Capital flows’ recovery continues to pick up pace
Global Real Estate Perspective, February 2021
Real estate capital markets saw a continued rebound in activity in the final quarter of 2020, with the pace of quarterly declines decelerating. Robust transaction volumes during Q4, which were down a moderate 21% year-on-year, helped push full-year volumes to US$762 billion. Western countries with sectoral diversity, scale and transparency led the recovery over the past three months, notably France, Germany and the United States. Investor interest gained momentum in gateway markets, particularly in Europe and Asia, as well as in growing talent hubs.
Travel restrictions continue to hinder long-haul, cross-border capital flows, except for global firms with local presence. As such, the inter-regional share of annual investment remained depressed in the fourth quarter and decreased to its lowest level since 2013, at 9.7%. COVID restrictions have favored domestic and intra-regional activity, with the latter reaching its the highest share since the global financial crisis, at 13.2% of volumes.

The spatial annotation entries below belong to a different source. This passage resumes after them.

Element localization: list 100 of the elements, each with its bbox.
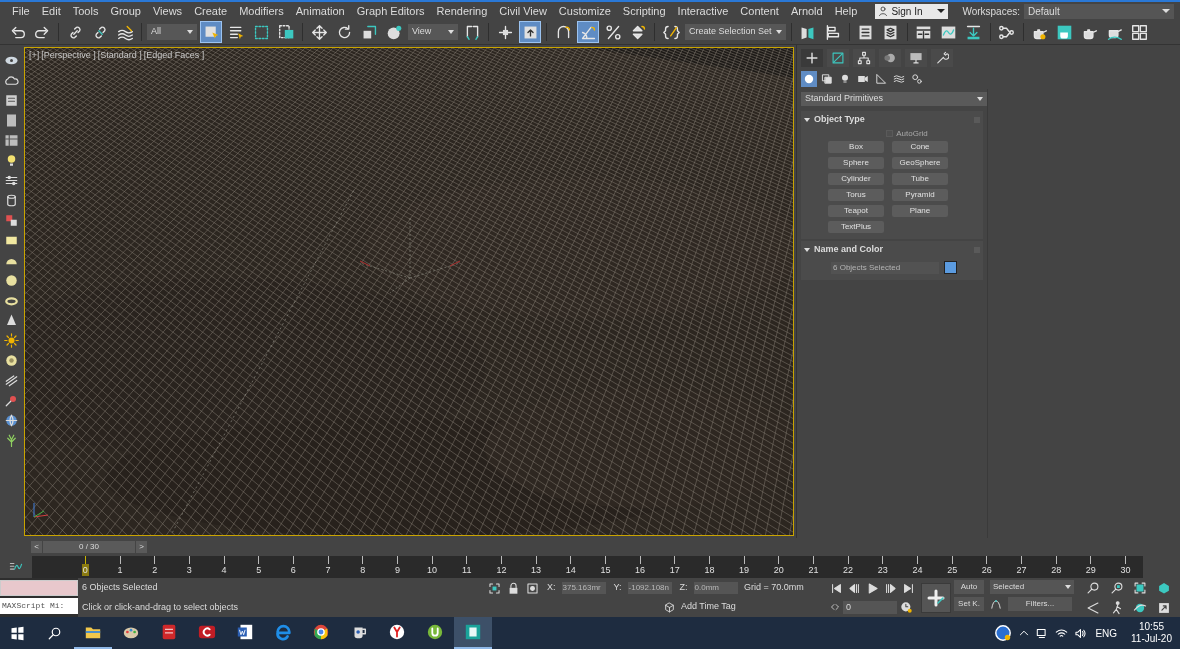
primitive-button[interactable]: GeoSphere — [892, 157, 948, 169]
isolate-icon[interactable] — [488, 581, 501, 595]
viewport-menu-label[interactable]: [Perspective ] — [41, 49, 96, 63]
primitive-button[interactable]: Cylinder — [828, 173, 884, 185]
primitive-button[interactable]: Teapot — [828, 205, 884, 217]
language-indicator[interactable]: ENG — [1095, 625, 1118, 641]
primitive-button[interactable]: Torus — [828, 189, 884, 201]
command-panel-tab[interactable] — [853, 49, 875, 67]
rollout-title[interactable]: Name and Color — [814, 243, 974, 257]
cubes-icon[interactable] — [3, 213, 19, 228]
toolbar-dropdown[interactable]: View — [408, 24, 458, 40]
command-panel-tab[interactable] — [879, 49, 901, 67]
sliders-icon[interactable] — [3, 173, 19, 188]
toolbar-button[interactable] — [519, 21, 541, 43]
go-to-end-icon[interactable] — [901, 581, 915, 595]
object-category-button[interactable] — [909, 71, 925, 87]
key-mode-icon[interactable] — [830, 602, 840, 612]
sign-in-dropdown[interactable]: Sign In — [875, 3, 949, 19]
command-panel-tab[interactable] — [827, 49, 849, 67]
zoom-extents-icon[interactable] — [1133, 581, 1147, 595]
next-key-icon[interactable] — [883, 581, 897, 595]
panel-icon[interactable] — [3, 93, 19, 108]
zoom-extents-all-icon[interactable] — [1156, 581, 1171, 595]
object-category-button[interactable] — [801, 71, 817, 87]
primitive-button[interactable]: TextPlus — [828, 221, 884, 233]
field-of-view-icon[interactable] — [1086, 601, 1100, 615]
object-category-button[interactable] — [819, 71, 835, 87]
taskbar-app-button[interactable] — [454, 617, 492, 649]
object-category-button[interactable] — [873, 71, 889, 87]
frame-field[interactable]: 0 — [843, 600, 897, 614]
menu-item[interactable]: Group — [104, 3, 147, 19]
object-name-field[interactable]: 6 Objects Selected — [831, 261, 939, 274]
menu-item[interactable]: Graph Editors — [350, 3, 431, 19]
help-icon[interactable] — [994, 624, 1013, 642]
key-tangent-icon[interactable] — [990, 598, 1002, 610]
listener-input[interactable] — [0, 580, 78, 596]
set-key-mode-button[interactable]: Set K. — [954, 597, 984, 611]
maximize-icon[interactable] — [1156, 601, 1171, 615]
search-icon[interactable] — [46, 625, 62, 641]
collapse-arrow-icon[interactable] — [804, 248, 810, 252]
menu-item[interactable]: Modifiers — [233, 3, 290, 19]
next-frame-button[interactable]: > — [136, 541, 147, 553]
viewport-frame[interactable]: [+] [Perspective ] [Standard ] [Edged Faces ] — [24, 47, 794, 536]
command-panel-tab[interactable] — [905, 49, 927, 67]
volume-icon[interactable] — [1074, 626, 1088, 640]
primitive-button[interactable]: Tube — [892, 173, 948, 185]
category-dropdown[interactable]: Standard Primitives — [801, 92, 987, 106]
toolbar-dropdown[interactable]: Create Selection Set — [685, 24, 786, 40]
auto-key-button[interactable]: Auto — [954, 580, 984, 594]
menu-item[interactable]: Help — [828, 3, 864, 19]
zoom-all-icon[interactable] — [1109, 581, 1124, 595]
cloud-icon[interactable] — [3, 73, 19, 88]
menu-item[interactable]: Tools — [66, 3, 105, 19]
menu-item[interactable]: Animation — [289, 3, 351, 19]
viewport-menu-label[interactable]: [+] — [29, 49, 40, 63]
disc-icon[interactable] — [3, 353, 19, 368]
grid-panel-icon[interactable] — [3, 133, 19, 148]
key-filters-button[interactable]: Filters... — [1008, 597, 1072, 611]
primitive-button[interactable]: Cone — [892, 141, 948, 153]
primitive-button[interactable]: Box — [828, 141, 884, 153]
previous-key-icon[interactable] — [847, 581, 861, 595]
sphere-icon[interactable] — [3, 273, 19, 288]
command-panel-tab[interactable] — [801, 49, 823, 67]
menu-item[interactable]: Create — [188, 3, 234, 19]
toolbar-dropdown[interactable]: All — [147, 24, 197, 40]
menu-item[interactable]: Civil View — [493, 3, 553, 19]
menu-item[interactable]: Interactive — [671, 3, 735, 19]
pin-icon[interactable] — [3, 393, 19, 408]
menu-item[interactable]: Arnold — [784, 3, 829, 19]
viewport-menu-label[interactable]: [Standard ] — [97, 49, 142, 63]
primitive-button[interactable]: Plane — [892, 205, 948, 217]
clock[interactable]: 10:55 11-Jul-20 — [1131, 621, 1172, 645]
menu-item[interactable]: Customize — [552, 3, 617, 19]
color-swatch[interactable] — [944, 261, 957, 274]
workspaces-dropdown[interactable]: Default — [1024, 3, 1174, 19]
track-bar[interactable]: 0 1 2 3 4 5 6 7 8 9 10 11 12 13 14 15 16 17 18 19 20 21 22 23 24 25 26 27 28 29 30 — [32, 556, 1143, 578]
add-time-tag-link[interactable]: Add Time Tag — [681, 600, 736, 614]
viewport-menu-label[interactable]: [Edged Faces ] — [143, 49, 205, 63]
previous-frame-button[interactable]: < — [31, 541, 42, 553]
command-panel-tab[interactable] — [931, 49, 953, 67]
menu-item[interactable]: File — [6, 3, 36, 19]
collapse-arrow-icon[interactable] — [804, 118, 810, 122]
wifi-icon[interactable] — [1055, 626, 1069, 640]
windows-start-icon[interactable] — [9, 625, 25, 641]
primitive-button[interactable]: Sphere — [828, 157, 884, 169]
lock-icon[interactable] — [507, 581, 520, 595]
menu-item[interactable]: Edit — [35, 3, 67, 19]
zoom-icon[interactable] — [1086, 581, 1100, 595]
coordinate-field[interactable]: 375.163mr — [561, 582, 606, 594]
globe-icon[interactable] — [3, 413, 19, 428]
go-to-start-icon[interactable] — [829, 581, 843, 595]
set-key-button[interactable] — [921, 582, 951, 613]
time-slider-thumb[interactable]: 0 / 30 — [43, 541, 135, 553]
time-config-icon[interactable] — [900, 600, 913, 614]
key-filter-dropdown[interactable]: Selected — [990, 580, 1074, 594]
menu-item[interactable]: Rendering — [430, 3, 494, 19]
menu-item[interactable]: Content — [734, 3, 785, 19]
orbit-icon[interactable] — [1133, 601, 1147, 615]
coordinate-field[interactable]: -1092.108n — [627, 582, 672, 594]
menu-item[interactable]: Views — [146, 3, 189, 19]
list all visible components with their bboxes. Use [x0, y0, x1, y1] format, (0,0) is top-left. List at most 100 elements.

Desirable long-let, core product is driving activity gains and represented the largest share of closed transactions in 2020. This marks a noteworthy shift from a global market hungry for yield and deep in demand for value-add opportunities in prior years.
Capital is targeting sectors exhibiting income and operational stability, notably the logistics and multifamily sectors, as rent collections hold steady and secular tailwinds remain intact. That said, the office sector experienced a moderate recovery in investor sentiment during the final quarter of 2020, with activity expanding more broadly in global gateway markets.
A divergent appetite for risk remains prevalent with investors and lenders, with high-quality, core product seeing the deepest liquidity. Sectors offering growth or stability are experiencing more resilient pricing. However, as bid-ask spreads continue to converge and risk aversion begins to subside, broader gains are poised to accelerate, particularly in segments of the office, retail and hospitality sectors.